Polisi Kota Malang berhasil mengungkap peredaran narkoba jenis sabu dan ganja di sebuah kos-kosan Jalan MT Haryono, Lowokwaru. Penangkapan ini bermula dari informasi masyarakat yang kemudian ditindaklanjuti oleh Satreskoba Polresta Malang Kota. Petugas melakukan penyelidikan dan observasi sebelum akhirnya melakukan penggerebekan dan mengamankan seorang tersangka.
Kasus ini menjadi sorotan karena jumlah barang bukti yang cukup signifikan dan modus operandi yang perlu diwaspadai. Selengkapnya, berikut detail penangkapan dan pengungkapan jaringan narkoba ini.
Pengungkapan Kasus Narkoba di Kos-kosan Jalan MT Haryono
Penangkapan kurir narkoba, RF (28 tahun), dilakukan pada Kamis, 23 November 2023, pukul 22.00 WIB. Petugas berhasil mengamankan sejumlah barang bukti di kamar kos tersangka.
Barang bukti yang disita meliputi 119,74 gram sabu dan 1,31 gram ganja. Sabu tersebut dikemas dalam 16 paket plastik klip kecil dan satu paket dalam plastik hitam. Polisi juga mengamankan satu kaleng ganja, timbangan digital, plastik klip kosong, kantong kain hitam, dan satu handphone Vivo.
Modus Operandi dan Peran Tersangka RF
Tersangka RF mengaku hanya sebagai kurir dan mendapatkan perintah dari seseorang berinisial UC. Tugasnya hanya menaruh pesanan narkoba di tempat tertentu, memotret lokasinya, dan mengirimkan foto tersebut kepada UC.
RF, warga Banyuwangi yang bekerja sebagai karyawan swasta di Kota Malang, mengaku terdorong menjadi kurir karena faktor ekonomi. Ia mendapatkan upah Rp 200.000 hingga Rp 300.000 per pengiriman.

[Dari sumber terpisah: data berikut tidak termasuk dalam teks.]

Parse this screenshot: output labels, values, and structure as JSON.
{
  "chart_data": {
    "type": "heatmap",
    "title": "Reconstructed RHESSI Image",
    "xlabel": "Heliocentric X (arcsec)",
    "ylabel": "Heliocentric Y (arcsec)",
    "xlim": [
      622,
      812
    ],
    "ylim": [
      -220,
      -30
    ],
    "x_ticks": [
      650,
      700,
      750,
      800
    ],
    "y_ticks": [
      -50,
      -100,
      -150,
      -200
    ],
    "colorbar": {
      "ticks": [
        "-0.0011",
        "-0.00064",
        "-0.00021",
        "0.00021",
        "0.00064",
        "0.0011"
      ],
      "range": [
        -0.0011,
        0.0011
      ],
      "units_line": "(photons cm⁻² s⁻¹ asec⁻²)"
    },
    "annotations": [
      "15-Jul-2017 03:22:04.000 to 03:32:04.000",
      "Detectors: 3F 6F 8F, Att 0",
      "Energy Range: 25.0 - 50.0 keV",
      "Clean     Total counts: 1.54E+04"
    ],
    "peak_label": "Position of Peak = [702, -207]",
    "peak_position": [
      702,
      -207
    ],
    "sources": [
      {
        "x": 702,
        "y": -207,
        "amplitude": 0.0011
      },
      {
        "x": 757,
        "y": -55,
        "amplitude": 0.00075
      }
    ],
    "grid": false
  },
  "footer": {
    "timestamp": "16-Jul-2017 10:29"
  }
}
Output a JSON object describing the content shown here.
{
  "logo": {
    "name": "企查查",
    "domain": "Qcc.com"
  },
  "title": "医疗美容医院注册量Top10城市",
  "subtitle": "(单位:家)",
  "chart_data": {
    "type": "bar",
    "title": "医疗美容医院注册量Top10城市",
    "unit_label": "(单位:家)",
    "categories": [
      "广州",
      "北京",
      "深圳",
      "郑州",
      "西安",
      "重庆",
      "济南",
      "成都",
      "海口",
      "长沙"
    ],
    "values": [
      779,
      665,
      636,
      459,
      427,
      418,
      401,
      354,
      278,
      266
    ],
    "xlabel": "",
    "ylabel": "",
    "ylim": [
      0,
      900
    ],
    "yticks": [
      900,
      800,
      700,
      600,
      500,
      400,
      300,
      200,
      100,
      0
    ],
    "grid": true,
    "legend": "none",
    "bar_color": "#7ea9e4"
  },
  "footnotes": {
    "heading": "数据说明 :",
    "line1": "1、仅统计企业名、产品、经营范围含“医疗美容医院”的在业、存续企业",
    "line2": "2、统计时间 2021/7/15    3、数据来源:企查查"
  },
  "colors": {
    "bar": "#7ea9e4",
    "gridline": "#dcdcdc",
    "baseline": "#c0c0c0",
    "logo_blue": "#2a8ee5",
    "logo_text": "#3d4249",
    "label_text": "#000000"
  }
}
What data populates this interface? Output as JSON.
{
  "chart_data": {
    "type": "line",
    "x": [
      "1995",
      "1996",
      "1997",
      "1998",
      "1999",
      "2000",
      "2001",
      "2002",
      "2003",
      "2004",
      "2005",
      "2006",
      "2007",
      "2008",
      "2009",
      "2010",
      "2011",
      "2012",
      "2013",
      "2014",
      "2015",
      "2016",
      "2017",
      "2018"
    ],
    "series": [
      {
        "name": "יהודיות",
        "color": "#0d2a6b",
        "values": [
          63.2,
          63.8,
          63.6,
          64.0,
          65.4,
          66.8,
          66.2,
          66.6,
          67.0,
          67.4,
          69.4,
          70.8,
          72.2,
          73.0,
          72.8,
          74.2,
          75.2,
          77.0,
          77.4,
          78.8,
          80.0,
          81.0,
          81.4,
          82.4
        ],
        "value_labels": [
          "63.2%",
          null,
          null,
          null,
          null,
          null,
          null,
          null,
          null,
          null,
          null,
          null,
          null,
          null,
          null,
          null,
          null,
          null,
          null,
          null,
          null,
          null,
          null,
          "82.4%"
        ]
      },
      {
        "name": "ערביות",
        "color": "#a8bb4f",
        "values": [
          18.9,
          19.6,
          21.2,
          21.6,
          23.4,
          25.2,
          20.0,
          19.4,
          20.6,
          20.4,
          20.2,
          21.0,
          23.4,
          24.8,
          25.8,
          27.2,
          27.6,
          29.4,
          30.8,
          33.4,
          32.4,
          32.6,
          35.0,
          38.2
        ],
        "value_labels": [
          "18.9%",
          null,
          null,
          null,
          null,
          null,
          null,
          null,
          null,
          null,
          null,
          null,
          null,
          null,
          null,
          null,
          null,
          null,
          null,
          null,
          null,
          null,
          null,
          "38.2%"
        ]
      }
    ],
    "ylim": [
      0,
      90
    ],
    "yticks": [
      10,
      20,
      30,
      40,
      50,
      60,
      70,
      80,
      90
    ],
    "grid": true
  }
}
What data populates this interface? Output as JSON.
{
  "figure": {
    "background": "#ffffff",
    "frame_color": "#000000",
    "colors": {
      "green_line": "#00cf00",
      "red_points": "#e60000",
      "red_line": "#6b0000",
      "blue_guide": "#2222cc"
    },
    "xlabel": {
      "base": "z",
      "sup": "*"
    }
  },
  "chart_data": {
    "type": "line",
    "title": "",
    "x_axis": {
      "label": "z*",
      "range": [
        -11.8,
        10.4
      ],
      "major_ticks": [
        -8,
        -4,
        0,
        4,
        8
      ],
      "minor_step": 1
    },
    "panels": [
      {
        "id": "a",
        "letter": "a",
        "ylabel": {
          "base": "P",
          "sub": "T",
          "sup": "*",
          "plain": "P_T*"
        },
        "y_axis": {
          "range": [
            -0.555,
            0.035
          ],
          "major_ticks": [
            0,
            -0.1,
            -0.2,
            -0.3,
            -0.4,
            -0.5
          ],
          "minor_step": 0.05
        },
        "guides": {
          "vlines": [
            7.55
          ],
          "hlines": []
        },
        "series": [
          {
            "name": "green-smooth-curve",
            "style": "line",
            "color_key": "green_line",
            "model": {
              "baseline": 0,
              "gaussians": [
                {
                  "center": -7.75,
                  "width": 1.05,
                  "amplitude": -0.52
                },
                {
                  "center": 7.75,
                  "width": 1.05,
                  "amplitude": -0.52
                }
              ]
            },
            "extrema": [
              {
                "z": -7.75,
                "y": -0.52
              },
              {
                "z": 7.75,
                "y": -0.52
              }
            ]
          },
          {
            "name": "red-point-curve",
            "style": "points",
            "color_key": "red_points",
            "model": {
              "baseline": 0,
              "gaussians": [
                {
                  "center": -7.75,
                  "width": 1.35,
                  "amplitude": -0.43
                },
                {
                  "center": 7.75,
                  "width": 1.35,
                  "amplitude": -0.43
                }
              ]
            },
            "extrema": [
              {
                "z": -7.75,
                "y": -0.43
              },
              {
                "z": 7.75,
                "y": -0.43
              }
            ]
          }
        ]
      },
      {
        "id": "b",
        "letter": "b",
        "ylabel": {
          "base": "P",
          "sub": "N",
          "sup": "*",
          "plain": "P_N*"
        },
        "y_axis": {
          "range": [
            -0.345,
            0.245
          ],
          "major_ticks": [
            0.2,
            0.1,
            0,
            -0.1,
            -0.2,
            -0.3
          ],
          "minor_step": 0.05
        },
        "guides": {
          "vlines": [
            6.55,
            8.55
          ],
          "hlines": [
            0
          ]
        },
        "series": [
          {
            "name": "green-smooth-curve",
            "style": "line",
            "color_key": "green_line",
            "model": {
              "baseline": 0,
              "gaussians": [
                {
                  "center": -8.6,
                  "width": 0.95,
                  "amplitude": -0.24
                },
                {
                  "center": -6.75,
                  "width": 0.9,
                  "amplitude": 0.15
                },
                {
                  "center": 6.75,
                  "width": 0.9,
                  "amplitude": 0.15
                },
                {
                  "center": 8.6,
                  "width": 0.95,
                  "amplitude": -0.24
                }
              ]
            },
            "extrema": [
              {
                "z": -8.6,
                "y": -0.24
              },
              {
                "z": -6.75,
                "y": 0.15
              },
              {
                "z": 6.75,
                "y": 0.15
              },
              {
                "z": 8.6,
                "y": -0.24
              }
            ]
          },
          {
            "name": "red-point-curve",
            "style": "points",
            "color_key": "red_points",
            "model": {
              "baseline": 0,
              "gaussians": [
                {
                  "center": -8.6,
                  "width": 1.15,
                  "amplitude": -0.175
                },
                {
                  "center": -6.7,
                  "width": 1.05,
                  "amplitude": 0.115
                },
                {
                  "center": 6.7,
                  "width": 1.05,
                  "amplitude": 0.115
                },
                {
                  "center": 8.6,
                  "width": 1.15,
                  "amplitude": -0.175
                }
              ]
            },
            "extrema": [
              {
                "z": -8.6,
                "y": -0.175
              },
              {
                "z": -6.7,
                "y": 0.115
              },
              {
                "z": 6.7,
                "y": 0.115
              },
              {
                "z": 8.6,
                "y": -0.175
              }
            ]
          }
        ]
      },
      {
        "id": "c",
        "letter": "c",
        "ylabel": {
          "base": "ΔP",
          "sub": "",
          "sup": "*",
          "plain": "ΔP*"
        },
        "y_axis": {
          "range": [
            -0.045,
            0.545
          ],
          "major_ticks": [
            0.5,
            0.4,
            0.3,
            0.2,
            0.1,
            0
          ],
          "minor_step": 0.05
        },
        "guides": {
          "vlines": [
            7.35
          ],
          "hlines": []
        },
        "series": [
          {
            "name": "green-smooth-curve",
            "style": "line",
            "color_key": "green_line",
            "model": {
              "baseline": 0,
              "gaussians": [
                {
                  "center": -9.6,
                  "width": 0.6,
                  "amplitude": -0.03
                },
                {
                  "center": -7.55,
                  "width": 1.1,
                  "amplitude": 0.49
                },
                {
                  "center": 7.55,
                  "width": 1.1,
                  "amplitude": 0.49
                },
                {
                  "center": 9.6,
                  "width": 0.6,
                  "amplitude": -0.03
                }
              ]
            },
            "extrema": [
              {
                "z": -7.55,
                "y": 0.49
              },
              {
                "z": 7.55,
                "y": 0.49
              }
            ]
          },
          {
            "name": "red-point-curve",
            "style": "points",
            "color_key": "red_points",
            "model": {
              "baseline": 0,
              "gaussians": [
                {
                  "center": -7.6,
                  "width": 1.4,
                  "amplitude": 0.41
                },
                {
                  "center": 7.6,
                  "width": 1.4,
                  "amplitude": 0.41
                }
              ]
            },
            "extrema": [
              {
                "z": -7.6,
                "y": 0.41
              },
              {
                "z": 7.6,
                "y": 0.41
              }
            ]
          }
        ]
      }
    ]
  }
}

Awalnya, RF adalah pengguna ganja yang memesan dari UC melalui Instagram.
Proses Penyelidikan dan Tindakan Hukum
Kasat Reskoba Polresta Malang Kota, Kompol E. Wira DS, S.I.K., M.H., melalui Kanit Idik 2 Satreskoba Iptu Hengki Yuwana SH. MH, menjelaskan kronologi penangkapan dan peran tersangka. Iptu Hengki juga menambahkan bahwa UC masih dalam pengejaran pihak kepolisian.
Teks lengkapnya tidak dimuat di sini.